Australia’s ‘green and gold decade’ of major sporting events, and in particular the main event of the 2032 Brisbane Olympic and Paralympic Games (Brisbane 2032), promises significant opportunities and benefits. With the opportunity to host Brisbane 2032 comes the potential for increased sports diplomacy, boosts to local economies and tourism, upgrades to and development of infrastructure and long-term benefits to communities.

However, the significant financial benefits associated with hosting Brisbane 2032 bring with them a high risk of corruption. History shows that Olympic and Paralympic Games can be remembered for corruption scandals more than sporting brilliance. This risk is realised from the moment a city secures the hosting bid and will linger until after the closing ceremony. It can involve numerous forms of improper conduct ranging from bribery to cartel conduct and fraud.

In this insight, we explore the history of previous Olympic corruption scandals and international efforts to prevent corruption in sport, key corruption risks for Brisbane 2032 with a focus on procurement and infrastructure, and what your business can do to ensure compliance with Australia’s anti-corruption laws.

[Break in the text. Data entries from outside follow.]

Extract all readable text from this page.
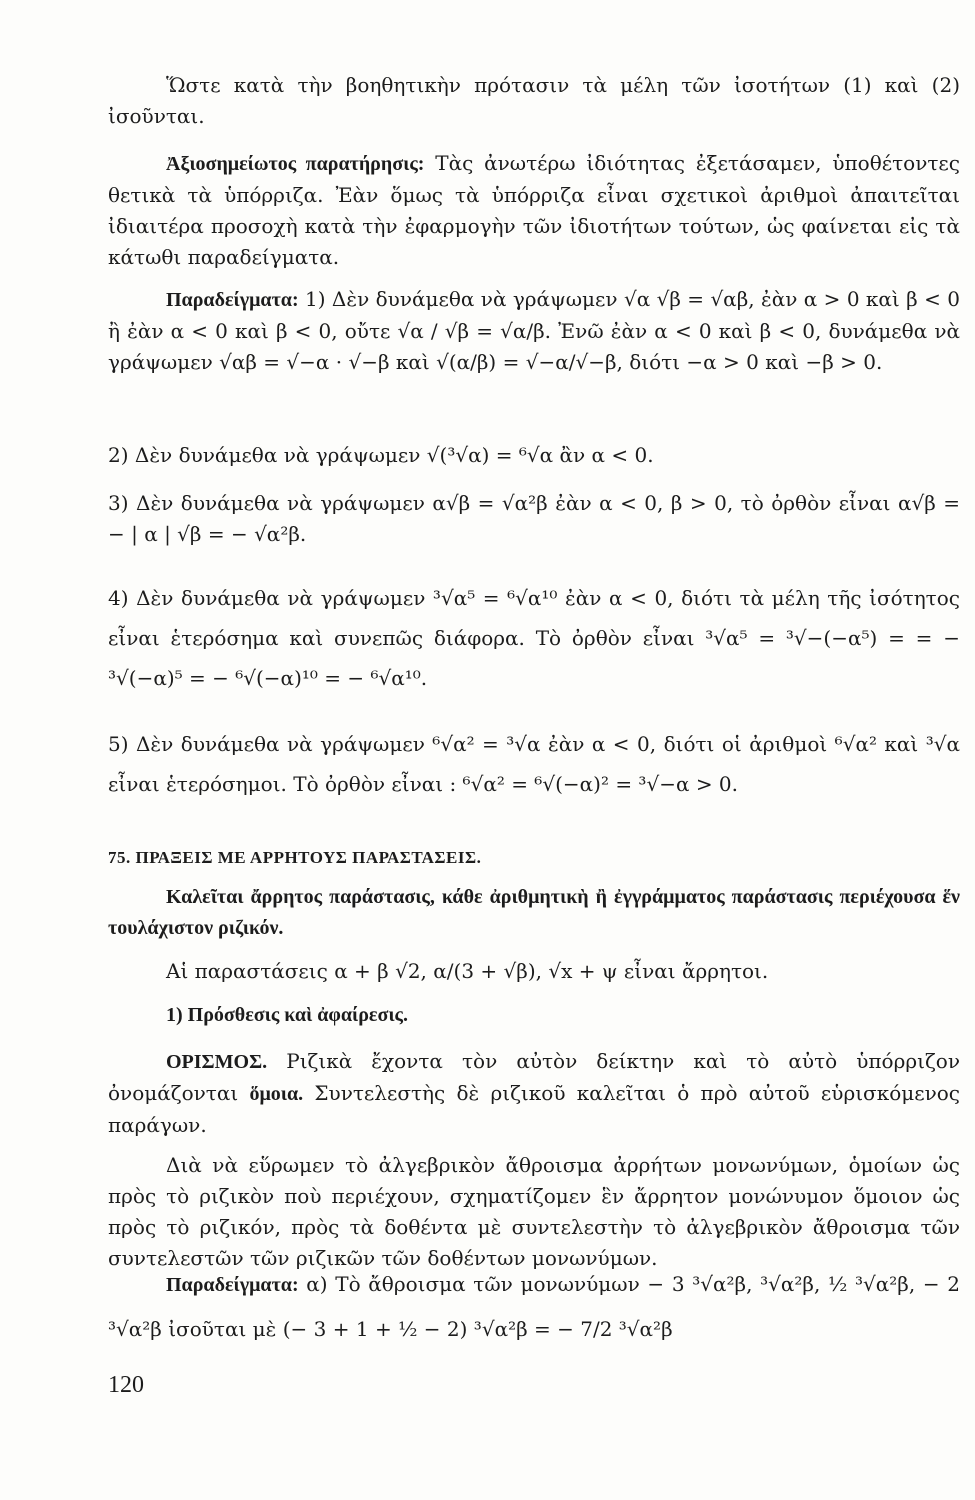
Ὥστε κατὰ τὴν βοηθητικὴν πρότασιν τὰ μέλη τῶν ἰσοτήτων (1) καὶ (2) ἰσοῦνται.

Ἀξιοσημείωτος παρατήρησις: Τὰς ἀνωτέρω ἰδιότητας ἐξετάσαμεν, ὑποθέτοντες θετικὰ τὰ ὑπόρριζα. Ἐὰν ὅμως τὰ ὑπόρριζα εἶναι σχετικοὶ ἀριθμοὶ ἀπαιτεῖται ἰδιαιτέρα προσοχὴ κατὰ τὴν ἐφαρμογὴν τῶν ἰδιοτήτων τούτων, ὡς φαίνεται εἰς τὰ κάτωθι παραδείγματα.

Παραδείγματα: 1) Δὲν δυνάμεθα νὰ γράψωμεν √α √β = √αβ, ἐὰν α > 0 καὶ β < 0 ἢ ἐὰν α < 0 καὶ β < 0, οὔτε √α / √β = √α/β. Ἐνῶ ἐὰν α < 0 καὶ β < 0, δυνάμεθα νὰ γράψωμεν √αβ = √−α · √−β καὶ √(α/β) = √−α/√−β, διότι −α > 0 καὶ −β > 0.

2) Δὲν δυνάμεθα νὰ γράψωμεν √(³√α) = ⁶√α ἂν α < 0.

3) Δὲν δυνάμεθα νὰ γράψωμεν α√β = √α²β ἐὰν α < 0, β > 0, τὸ ὀρθὸν εἶναι α√β = − | α | √β = − √α²β.

4) Δὲν δυνάμεθα νὰ γράψωμεν ³√α⁵ = ⁶√α¹⁰ ἐὰν α < 0, διότι τὰ μέλη τῆς ἰσότητος εἶναι ἑτερόσημα καὶ συνεπῶς διάφορα. Τὸ ὀρθὸν εἶναι ³√α⁵ = ³√−(−α⁵) = = − ³√(−α)⁵ = − ⁶√(−α)¹⁰ = − ⁶√α¹⁰.

5) Δὲν δυνάμεθα νὰ γράψωμεν ⁶√α² = ³√α ἐὰν α < 0, διότι οἱ ἀριθμοὶ ⁶√α² καὶ ³√α εἶναι ἑτερόσημοι. Τὸ ὀρθὸν εἶναι : ⁶√α² = ⁶√(−α)² = ³√−α > 0.

75. ΠΡΑΞΕΙΣ ΜΕ ΑΡΡΗΤΟΥΣ ΠΑΡΑΣΤΑΣΕΙΣ.

Καλεῖται ἄρρητος παράστασις, κάθε ἀριθμητικὴ ἢ ἐγγράμματος παράστασις περιέχουσα ἕν τουλάχιστον ριζικόν.

Αἱ παραστάσεις α + β √2, α/(3 + √β), √x + ψ εἶναι ἄρρητοι.

1) Πρόσθεσις καὶ ἀφαίρεσις.

ΟΡΙΣΜΟΣ. Ριζικὰ ἔχοντα τὸν αὐτὸν δείκτην καὶ τὸ αὐτὸ ὑπόρριζον ὀνομάζονται ὅμοια. Συντελεστὴς δὲ ριζικοῦ καλεῖται ὁ πρὸ αὐτοῦ εὑρισκόμενος παράγων.

Διὰ νὰ εὕρωμεν τὸ ἀλγεβρικὸν ἄθροισμα ἀρρήτων μονωνύμων, ὁμοίων ὡς πρὸς τὸ ριζικὸν ποὺ περιέχουν, σχηματίζομεν ἓν ἄρρητον μονώνυμον ὅμοιον ὡς πρὸς τὸ ριζικόν, πρὸς τὰ δοθέντα μὲ συντελεστὴν τὸ ἀλγεβρικὸν ἄθροισμα τῶν συντελεστῶν τῶν ριζικῶν τῶν δοθέντων μονωνύμων.

Παραδείγματα: α) Τὸ ἄθροισμα τῶν μονωνύμων − 3 ³√α²β, ³√α²β, ½ ³√α²β, − 2 ³√α²β ἰσοῦται μὲ (− 3 + 1 + ½ − 2) ³√α²β = − 7/2 ³√α²β

120
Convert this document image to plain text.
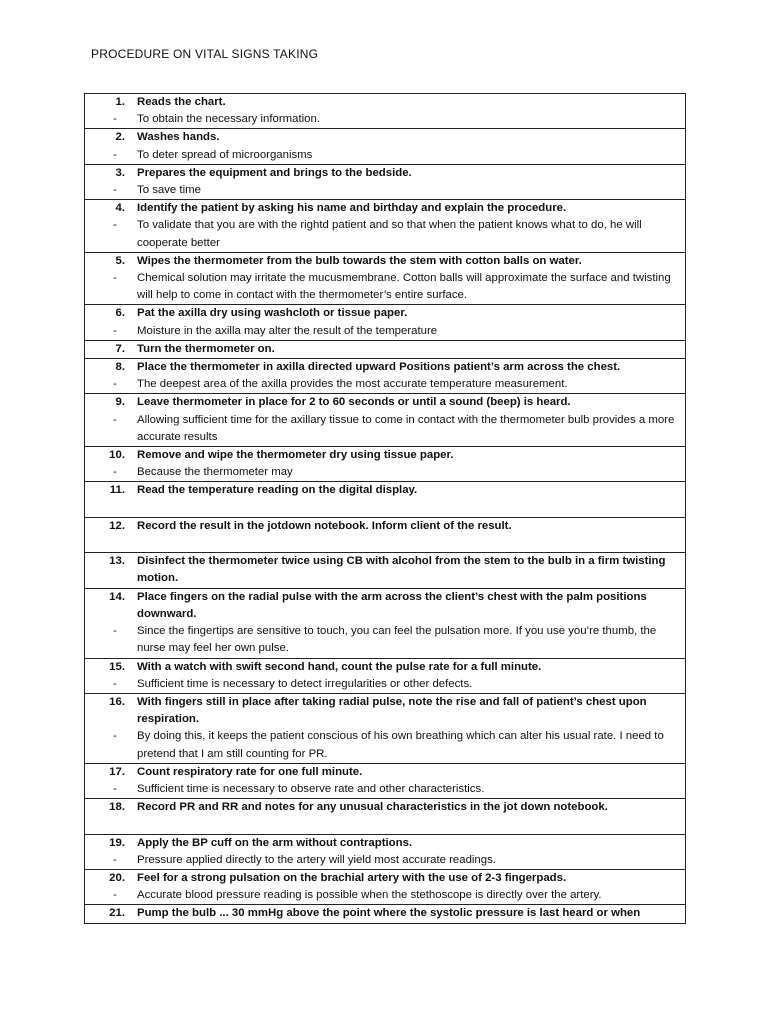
PROCEDURE ON VITAL SIGNS TAKING
1.	Reads the chart.
-	To obtain the necessary information.
2.	Washes hands.
-	To deter spread of microorganisms
3.	Prepares the equipment and brings to the bedside.
-	To save time
4.	Identify the patient by asking his name and birthday and explain the procedure.
-	To validate that you are with the rightd patient and so that when the patient knows what to do, he will cooperate better
5.	Wipes the thermometer from the bulb towards the stem with cotton balls on water.
-	Chemical solution may irritate the mucusmembrane. Cotton balls will approximate the surface and twisting will help to come in contact with the thermometer’s entire surface.
6.	Pat the axilla dry using washcloth or tissue paper.
-	Moisture in the axilla may alter the result of the temperature
7.	Turn the thermometer on.
8.	Place the thermometer in axilla directed upward Positions patient’s arm across the chest.
-	The deepest area of the axilla provides the most accurate temperature measurement.
9.	Leave thermometer in place for 2 to 60 seconds or until a sound (beep) is heard.
-	Allowing sufficient time for the axillary tissue to come in contact with the thermometer bulb provides a more accurate results
10.	Remove and wipe the thermometer dry using tissue paper.
-	Because the thermometer may
11.	Read the temperature reading on the digital display.

12.	Record the result in the jotdown notebook. Inform client of the result.

13.	Disinfect the thermometer twice using CB with alcohol from the stem to the bulb in a firm twisting motion.
14.	Place fingers on the radial pulse with the arm across the client’s chest with the palm positions downward.
-	Since the fingertips are sensitive to touch, you can feel the pulsation more. If you use you’re thumb, the nurse may feel her own pulse.
15.	With a watch with swift second hand, count the pulse rate for a full minute.
-	Sufficient time is necessary to detect irregularities or other defects.
16.	With fingers still in place after taking radial pulse, note the rise and fall of patient’s chest upon respiration.
-	By doing this, it keeps the patient conscious of his own breathing which can alter his usual rate. I need to pretend that I am still counting for PR.
17.	Count respiratory rate for one full minute.
-	Sufficient time is necessary to observe rate and other characteristics.
18.	Record PR and RR and notes for any unusual characteristics in the jot down notebook.

19.	Apply the BP cuff on the arm without contraptions.
-	Pressure applied directly to the artery will yield most accurate readings.
20.	Feel for a strong pulsation on the brachial artery with the use of 2-3 fingerpads.
-	Accurate blood pressure reading is possible when the stethoscope is directly over the artery.
21.	Pump the bulb ... 30 mmHg above the point where the systolic pressure is last heard or when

Corruption and the Olympics: familiar territory

Historic scandals

Most, if not all, Olympic and Paralympic Games held in the twenty-first century have been marred by allegations or actual findings of corruption. See the timeline below for some of the major corruption allegations and scandals that have impacted recent Games.

Lessons from Games past

What do these examples of alleged or actual corruption from previous Games show us?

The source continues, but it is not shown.